WHAT IS AN ORDER-TAKER?
In the early 20th century, a business called FTD (Florists’ Transworld Delivery) was founded. At a time when a non-local delivery required steam trains and horse-drawn wagons, it could take a week just to deliver a package to a neighboring state. But what if you wanted to have fresh flowers delivered to grandma’s house on her birthday and she lived on the opposite coast? That’s where FTD provided a valuable service. It became a middleman in the order. Your order was telegraphed to a florist near grandma who took care of its fulfillment. The florist gave FTD a discount and the full price was paid by the consumer. Everybody wins.
Over the following decades other middlemen models appeared in lots of retail fields: Toll-free order centers, internet marketplaces, and app-based platforms where you could even have it select a preferred insurance company for your car.

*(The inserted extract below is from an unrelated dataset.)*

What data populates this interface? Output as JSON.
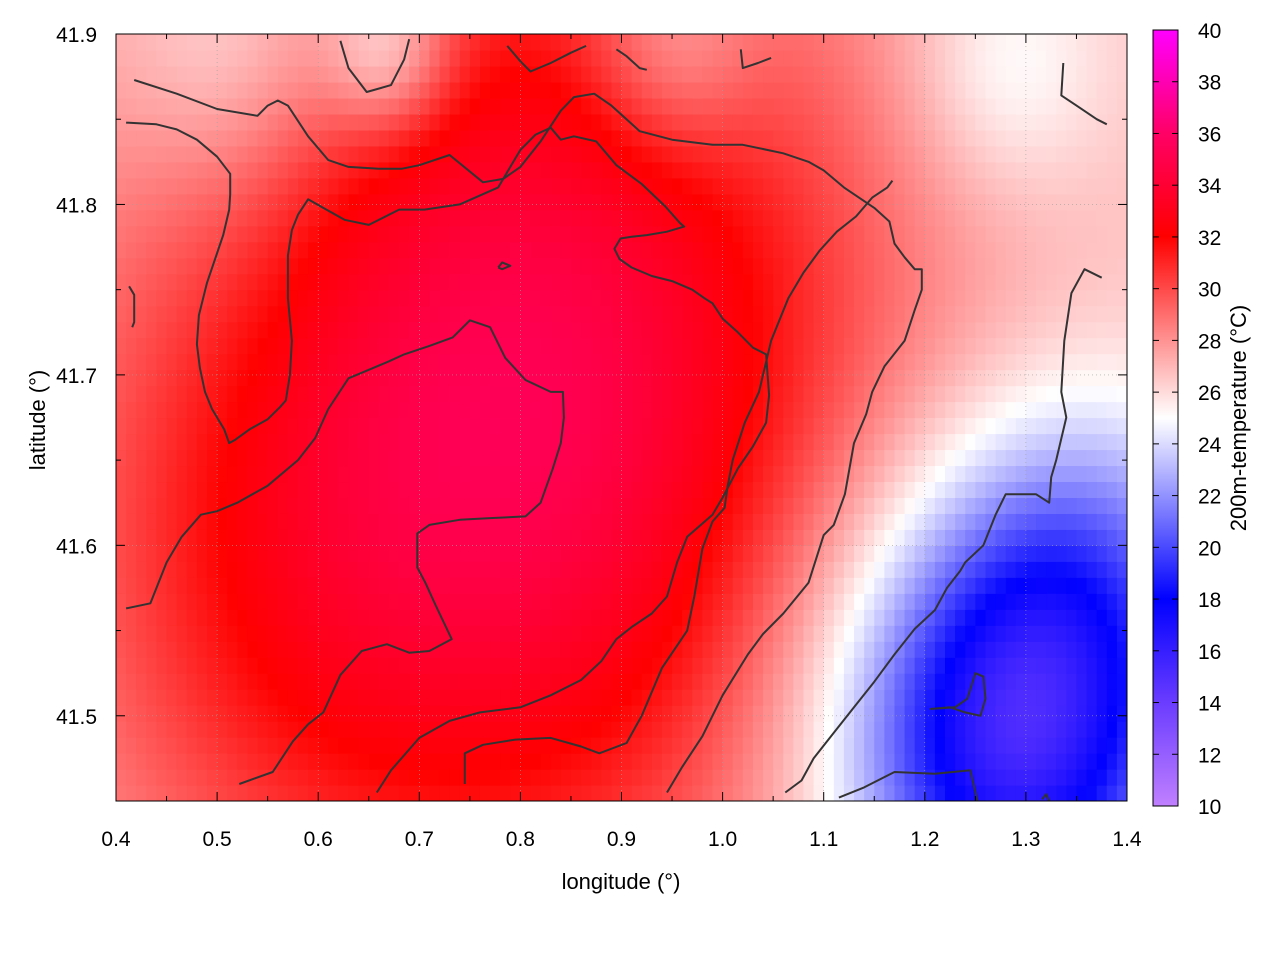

But it also created a parasitic sub-industry of opportunists pretending to be full service retailers but who are in fact just a salesman with a telephone and a large advertising budget. There is no store, no inventory, no floral design expertise. They’re brokers who farm the work out to full-service companies, often for competitive bidding. You’ll never know who did the work until it’s dropped on your front porch. Worse, they sell their “services” in local advertising and on web sites pretending to be full-service florists. In some cases, they even deceptively name themselves to confuse existing customers of established local retailers. For instance, they’ll call themselves “Camille Flowers” to steal business from “Camille Johnson Flowers“.
In fact, there’s an order-taker doing exactly that with Annabel Green Flowers. Could we sue for unfair competition or even trademark infringement? Sure, but local florists don’t have the legal resources of Apple or General Motors. All we can do is refuse the order. But then that jobber will hire a possibly incompetent florist to do the job and we might lose a good existing customer because they might think we did that.
You might be thinking, “well, that’s not my problem.” In fact it is, because order-takers are basically like ticket scalpers. For them to extract their profits means that you will pay more for the same order at a legitimate florist. Or you’re going to receive considerably less than you paid for. When you order flowers from an ad, be sure to check that it’s a bona fide florist. Ask for their address and check that it exists in Google Maps. Order gatherers rarely work in your community but can be located in call centers as far away as India in complexes also involved in scam calling.